Apple is not alone. Dell, Microsoft and Fifteen Other Fortune-500 Corporations’ Financial Reports Indicate Their Offshore Profits Are In Tax Havens; Hundreds More Likely Do the Same
Recent Congressional hearings on the international tax-avoidance strategies pursued by the Apple corporation documented the company’s strategy of shifting U.S. profits to offshore tax havens. But Apple is hardly the only major corporation that appears to be engaging in offshore-tax sheltering: seventeen other Fortune 500 corporations disclose information, in their financial reports, that strongly suggests they have paid little or no tax on their offshore holdings. It’s likely that hundreds of other Fortune 500 companies are also engaging in similar strategies to take advantage of the rule allowing U.S. companies to “defer” paying U.S. taxes on their offshore income.
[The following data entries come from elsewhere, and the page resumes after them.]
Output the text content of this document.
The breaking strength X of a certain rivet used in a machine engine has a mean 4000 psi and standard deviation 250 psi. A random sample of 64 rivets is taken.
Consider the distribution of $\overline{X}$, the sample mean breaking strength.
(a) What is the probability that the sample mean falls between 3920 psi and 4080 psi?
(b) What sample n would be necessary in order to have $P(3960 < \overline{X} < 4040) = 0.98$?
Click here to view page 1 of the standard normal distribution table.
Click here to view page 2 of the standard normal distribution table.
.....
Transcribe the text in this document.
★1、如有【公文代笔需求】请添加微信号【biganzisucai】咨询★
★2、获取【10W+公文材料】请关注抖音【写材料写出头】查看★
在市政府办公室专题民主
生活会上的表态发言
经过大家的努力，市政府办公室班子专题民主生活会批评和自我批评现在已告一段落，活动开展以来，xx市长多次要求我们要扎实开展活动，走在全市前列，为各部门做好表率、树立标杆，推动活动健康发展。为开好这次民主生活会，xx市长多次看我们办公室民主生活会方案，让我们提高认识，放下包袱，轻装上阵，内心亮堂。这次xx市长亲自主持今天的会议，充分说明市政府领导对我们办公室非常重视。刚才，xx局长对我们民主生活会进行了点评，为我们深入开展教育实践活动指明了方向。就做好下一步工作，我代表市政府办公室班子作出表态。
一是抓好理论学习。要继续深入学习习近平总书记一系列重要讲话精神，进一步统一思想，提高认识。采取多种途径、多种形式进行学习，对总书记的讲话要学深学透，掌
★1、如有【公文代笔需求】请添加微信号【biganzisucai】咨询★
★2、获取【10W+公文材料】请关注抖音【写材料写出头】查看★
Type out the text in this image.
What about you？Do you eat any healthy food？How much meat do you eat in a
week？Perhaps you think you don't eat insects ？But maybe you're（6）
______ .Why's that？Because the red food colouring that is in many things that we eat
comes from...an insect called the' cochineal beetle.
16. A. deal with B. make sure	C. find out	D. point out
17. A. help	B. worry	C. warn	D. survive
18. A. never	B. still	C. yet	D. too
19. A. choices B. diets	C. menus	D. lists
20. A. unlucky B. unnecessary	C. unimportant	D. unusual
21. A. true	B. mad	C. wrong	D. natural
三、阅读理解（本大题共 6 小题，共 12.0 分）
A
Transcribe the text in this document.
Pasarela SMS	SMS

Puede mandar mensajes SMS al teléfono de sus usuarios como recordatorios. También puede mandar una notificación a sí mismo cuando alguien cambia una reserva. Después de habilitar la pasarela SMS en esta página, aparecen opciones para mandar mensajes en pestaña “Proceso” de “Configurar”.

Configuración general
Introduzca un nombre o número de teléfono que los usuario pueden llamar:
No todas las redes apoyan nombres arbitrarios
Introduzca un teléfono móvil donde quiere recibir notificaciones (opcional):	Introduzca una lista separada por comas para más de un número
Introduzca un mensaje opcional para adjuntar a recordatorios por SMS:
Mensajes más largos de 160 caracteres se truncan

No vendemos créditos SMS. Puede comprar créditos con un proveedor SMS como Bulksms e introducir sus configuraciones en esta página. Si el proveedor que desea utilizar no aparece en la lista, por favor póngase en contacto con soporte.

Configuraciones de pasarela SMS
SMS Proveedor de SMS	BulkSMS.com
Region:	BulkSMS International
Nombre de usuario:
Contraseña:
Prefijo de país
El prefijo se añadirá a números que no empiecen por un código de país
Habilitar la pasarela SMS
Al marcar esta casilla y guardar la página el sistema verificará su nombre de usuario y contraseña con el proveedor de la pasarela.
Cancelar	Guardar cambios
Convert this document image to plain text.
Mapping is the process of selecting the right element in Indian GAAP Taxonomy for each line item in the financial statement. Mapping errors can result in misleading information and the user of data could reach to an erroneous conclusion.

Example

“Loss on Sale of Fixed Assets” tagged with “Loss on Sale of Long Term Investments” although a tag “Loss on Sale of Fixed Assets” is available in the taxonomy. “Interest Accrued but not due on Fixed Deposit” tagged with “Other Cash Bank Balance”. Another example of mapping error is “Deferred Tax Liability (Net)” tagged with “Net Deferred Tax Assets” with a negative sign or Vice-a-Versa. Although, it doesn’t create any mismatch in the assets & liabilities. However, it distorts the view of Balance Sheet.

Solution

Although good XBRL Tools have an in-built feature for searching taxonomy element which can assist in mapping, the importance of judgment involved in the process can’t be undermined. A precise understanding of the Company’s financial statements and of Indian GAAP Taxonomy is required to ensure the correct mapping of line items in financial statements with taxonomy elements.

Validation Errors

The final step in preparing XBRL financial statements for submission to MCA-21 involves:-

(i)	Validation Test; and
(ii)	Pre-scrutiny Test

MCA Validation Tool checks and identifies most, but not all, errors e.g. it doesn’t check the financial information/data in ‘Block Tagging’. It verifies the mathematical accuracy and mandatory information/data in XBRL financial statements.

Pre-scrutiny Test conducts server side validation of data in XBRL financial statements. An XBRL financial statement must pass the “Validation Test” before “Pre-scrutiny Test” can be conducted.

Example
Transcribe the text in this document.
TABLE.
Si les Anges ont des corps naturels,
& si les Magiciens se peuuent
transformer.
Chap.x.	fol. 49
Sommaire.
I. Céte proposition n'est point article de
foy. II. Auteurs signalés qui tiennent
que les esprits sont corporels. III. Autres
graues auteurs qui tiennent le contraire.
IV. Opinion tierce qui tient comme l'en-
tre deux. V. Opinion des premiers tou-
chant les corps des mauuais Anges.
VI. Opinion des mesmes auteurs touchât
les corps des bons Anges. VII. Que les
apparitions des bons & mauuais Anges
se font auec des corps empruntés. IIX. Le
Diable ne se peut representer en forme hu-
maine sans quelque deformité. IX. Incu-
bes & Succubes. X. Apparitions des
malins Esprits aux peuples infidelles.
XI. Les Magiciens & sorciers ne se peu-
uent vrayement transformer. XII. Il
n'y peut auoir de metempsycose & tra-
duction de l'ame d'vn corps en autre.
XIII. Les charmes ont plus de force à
How We Know When Multinationals’ Offshore Cash is Largely in Tax Havens
Under current law, corporations can indefinitely defer paying U.S. income taxes on their offshore profits. Multinational corporations with offshore profits sometimes disclose, in their financial reports, the amount of tax they would pay if there were no “deferral” and their offshore profits were taxable in the United States.[1] But this potential tax rarely amounts to the full 35 percent U.S. corporate tax rate, since these companies typically have already paid some foreign income taxes on these foreign profits when they were earned. Companies are allowed a “foreign tax credit” against their U.S. tax when and if the profits are subject to U.S. tax. So a company that has already paid (for example) a 25 percent tax rate on its offshore income would only pay the difference between that amount and the U.S. corporate tax rate of 35 percent (in this example, 10 percent) when that income is repatriated to the U.S.